Agreeing with others - as a professor for a school, she's got to get through the class, teach the concepts, and keep everyone safe and on task at the same time. If she's also not a "people" person to boot, then it may be a real challenge for her to relate to "horseless" students. 

That said, I've had plenty of teachers I did not like over the years, but as Boots said, you can learn something from everyone, even people who you despise or don't get along with. 

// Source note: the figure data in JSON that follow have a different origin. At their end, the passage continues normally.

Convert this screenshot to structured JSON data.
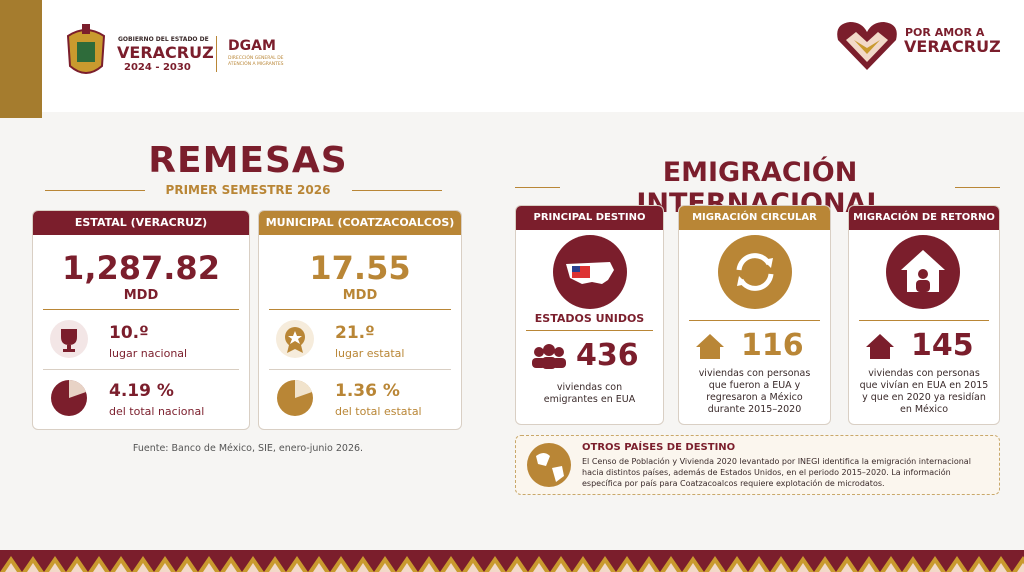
{
  "header": {
    "gov_line1": "GOBIERNO DEL ESTADO DE",
    "gov_name": "VERACRUZ",
    "gov_years": "2024 - 2030",
    "dgam": "DGAM",
    "dgam_sub": "DIRECCIÓN GENERAL DE ATENCIÓN A MIGRANTES",
    "brand_line1": "POR AMOR A",
    "brand_line2": "VERACRUZ"
  },
  "remesas": {
    "title": "REMESAS",
    "subtitle": "PRIMER SEMESTRE 2026",
    "cards": [
      {
        "header": "ESTATAL (VERACRUZ)",
        "amount": "1,287.82",
        "unit": "MDD",
        "rank": "10.º",
        "rank_label": "lugar nacional",
        "share": "4.19 %",
        "share_label": "del total nacional"
      },
      {
        "header": "MUNICIPAL (COATZACOALCOS)",
        "amount": "17.55",
        "unit": "MDD",
        "rank": "21.º",
        "rank_label": "lugar estatal",
        "share": "1.36 %",
        "share_label": "del total estatal"
      }
    ],
    "source": "Fuente: Banco de México, SIE, enero-junio 2026."
  },
  "emigracion": {
    "title": "EMIGRACIÓN INTERNACIONAL",
    "cards": [
      {
        "header": "PRINCIPAL DESTINO",
        "destination": "ESTADOS UNIDOS",
        "number": "436",
        "description": "viviendas con emigrantes en EUA"
      },
      {
        "header": "MIGRACIÓN CIRCULAR",
        "number": "116",
        "description": "viviendas con personas que fueron a EUA y regresaron a México durante 2015–2020"
      },
      {
        "header": "MIGRACIÓN DE RETORNO",
        "number": "145",
        "description": "viviendas con personas que vivían en EUA en 2015 y que en 2020 ya residían en México"
      }
    ],
    "otros": {
      "title": "OTROS PAÍSES DE DESTINO",
      "text": "El Censo de Población y Vivienda 2020 levantado por INEGI identifica la emigración internacional hacia distintos países, además de Estados Unidos, en el periodo 2015–2020. La información específica por país para Coatzacoalcos requiere explotación de microdatos."
    }
  }
}
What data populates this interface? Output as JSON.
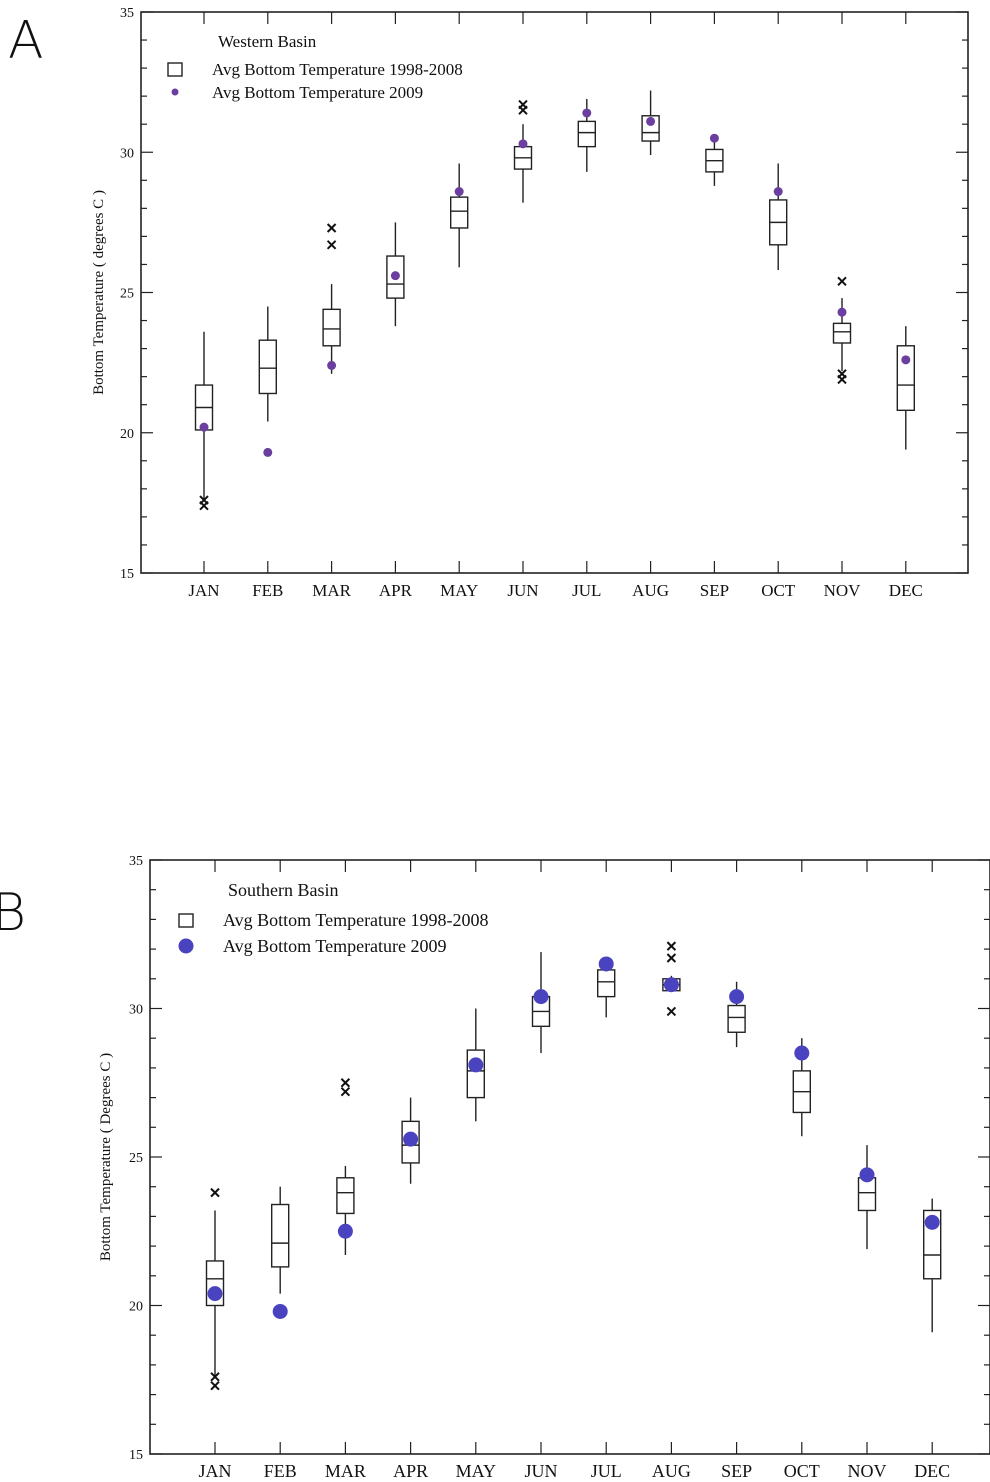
{
  "chart_data": [
    {
      "type": "box",
      "panel_label": "A",
      "title": "Western Basin",
      "xlabel": "",
      "ylabel": "Bottom Temperature ( degrees C )",
      "ylim": [
        15,
        35
      ],
      "yticks": [
        15,
        20,
        25,
        30,
        35
      ],
      "categories": [
        "JAN",
        "FEB",
        "MAR",
        "APR",
        "MAY",
        "JUN",
        "JUL",
        "AUG",
        "SEP",
        "OCT",
        "NOV",
        "DEC"
      ],
      "legend": {
        "placement": "top-left",
        "entries": [
          "Avg Bottom Temperature 1998-2008",
          "Avg Bottom Temperature 2009"
        ]
      },
      "point_color": "#6a3fa0",
      "boxes": [
        {
          "min": 17.6,
          "q1": 20.1,
          "median": 20.9,
          "q3": 21.7,
          "max": 23.6,
          "outliers": [
            17.4,
            17.6
          ]
        },
        {
          "min": 20.4,
          "q1": 21.4,
          "median": 22.3,
          "q3": 23.3,
          "max": 24.5,
          "outliers": []
        },
        {
          "min": 22.1,
          "q1": 23.1,
          "median": 23.7,
          "q3": 24.4,
          "max": 25.3,
          "outliers": [
            26.7,
            27.3
          ]
        },
        {
          "min": 23.8,
          "q1": 24.8,
          "median": 25.3,
          "q3": 26.3,
          "max": 27.5,
          "outliers": []
        },
        {
          "min": 25.9,
          "q1": 27.3,
          "median": 27.9,
          "q3": 28.4,
          "max": 29.6,
          "outliers": []
        },
        {
          "min": 28.2,
          "q1": 29.4,
          "median": 29.8,
          "q3": 30.2,
          "max": 31.0,
          "outliers": [
            31.5,
            31.7
          ]
        },
        {
          "min": 29.3,
          "q1": 30.2,
          "median": 30.7,
          "q3": 31.1,
          "max": 31.9,
          "outliers": []
        },
        {
          "min": 29.9,
          "q1": 30.4,
          "median": 30.7,
          "q3": 31.3,
          "max": 32.2,
          "outliers": []
        },
        {
          "min": 28.8,
          "q1": 29.3,
          "median": 29.7,
          "q3": 30.1,
          "max": 30.6,
          "outliers": []
        },
        {
          "min": 25.8,
          "q1": 26.7,
          "median": 27.5,
          "q3": 28.3,
          "max": 29.6,
          "outliers": []
        },
        {
          "min": 22.2,
          "q1": 23.2,
          "median": 23.6,
          "q3": 23.9,
          "max": 24.8,
          "outliers": [
            25.4,
            21.9,
            22.1
          ]
        },
        {
          "min": 19.4,
          "q1": 20.8,
          "median": 21.7,
          "q3": 23.1,
          "max": 23.8,
          "outliers": []
        }
      ],
      "series": [
        {
          "name": "Avg Bottom Temperature 2009",
          "values": [
            20.2,
            19.3,
            22.4,
            25.6,
            28.6,
            30.3,
            31.4,
            31.1,
            30.5,
            28.6,
            24.3,
            22.6
          ]
        }
      ]
    },
    {
      "type": "box",
      "panel_label": "B",
      "title": "Southern Basin",
      "xlabel": "",
      "ylabel": "Bottom Temperature ( Degrees C )",
      "ylim": [
        15,
        35
      ],
      "yticks": [
        15,
        20,
        25,
        30,
        35
      ],
      "categories": [
        "JAN",
        "FEB",
        "MAR",
        "APR",
        "MAY",
        "JUN",
        "JUL",
        "AUG",
        "SEP",
        "OCT",
        "NOV",
        "DEC"
      ],
      "legend": {
        "placement": "top-left",
        "entries": [
          "Avg Bottom Temperature 1998-2008",
          "Avg Bottom Temperature 2009"
        ]
      },
      "point_color": "#4a43c0",
      "boxes": [
        {
          "min": 17.6,
          "q1": 20.0,
          "median": 20.9,
          "q3": 21.5,
          "max": 23.2,
          "outliers": [
            23.8,
            17.6,
            17.3
          ]
        },
        {
          "min": 20.4,
          "q1": 21.3,
          "median": 22.1,
          "q3": 23.4,
          "max": 24.0,
          "outliers": []
        },
        {
          "min": 21.7,
          "q1": 23.1,
          "median": 23.8,
          "q3": 24.3,
          "max": 24.7,
          "outliers": [
            27.5,
            27.2
          ]
        },
        {
          "min": 24.1,
          "q1": 24.8,
          "median": 25.4,
          "q3": 26.2,
          "max": 27.0,
          "outliers": []
        },
        {
          "min": 26.2,
          "q1": 27.0,
          "median": 27.9,
          "q3": 28.6,
          "max": 30.0,
          "outliers": []
        },
        {
          "min": 28.5,
          "q1": 29.4,
          "median": 29.9,
          "q3": 30.4,
          "max": 31.9,
          "outliers": []
        },
        {
          "min": 29.7,
          "q1": 30.4,
          "median": 30.9,
          "q3": 31.3,
          "max": 31.7,
          "outliers": []
        },
        {
          "min": 30.6,
          "q1": 30.6,
          "median": 30.8,
          "q3": 31.0,
          "max": 31.1,
          "outliers": [
            32.1,
            31.7,
            29.9
          ]
        },
        {
          "min": 28.7,
          "q1": 29.2,
          "median": 29.7,
          "q3": 30.1,
          "max": 30.9,
          "outliers": []
        },
        {
          "min": 25.7,
          "q1": 26.5,
          "median": 27.2,
          "q3": 27.9,
          "max": 29.0,
          "outliers": []
        },
        {
          "min": 21.9,
          "q1": 23.2,
          "median": 23.8,
          "q3": 24.3,
          "max": 25.4,
          "outliers": []
        },
        {
          "min": 19.1,
          "q1": 20.9,
          "median": 21.7,
          "q3": 23.2,
          "max": 23.6,
          "outliers": []
        }
      ],
      "series": [
        {
          "name": "Avg Bottom Temperature 2009",
          "values": [
            20.4,
            19.8,
            22.5,
            25.6,
            28.1,
            30.4,
            31.5,
            30.8,
            30.4,
            28.5,
            24.4,
            22.8
          ]
        }
      ]
    }
  ]
}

As others have said, try your best to get what you can from the class, and hopefully later on you can find an instructor who is more your style. I don't blame you for not liking the "military" style instruction - I don't respond well to it either, and group lessons have never worked well for me.


----------



## Golden Horse (Feb 20, 2010)

alsosusieq2 said:


> Absolutely trust your instincts. My first impressions are that she's very money motivated. Get a different instructor immediately. She will not help you that much, she feels as you are horseless that you aren't worth her time. It's shameful on her part! You're paying just as much as the others.. no point in talking to her either. Just change!



Read again....this is not a barn instructor but part of a collage course, so not about cash, or taking your business elsewhere.

Reading between the lines though.....being as this IS a class, I have sympathy with the instructor, this phrase just jumped out at me:

she doesn't allow me to pick a horse to groom even though I've handled hot and stubborn horses, especially one that I love to normally groom.

It is a class, her rules, so no, you don't get to pick, you get to do what you are told, not a democracy here. You don't have to like it, but part of school and college is preparing you for the work place, and guess what, you don't get to pick and choose there either.


----------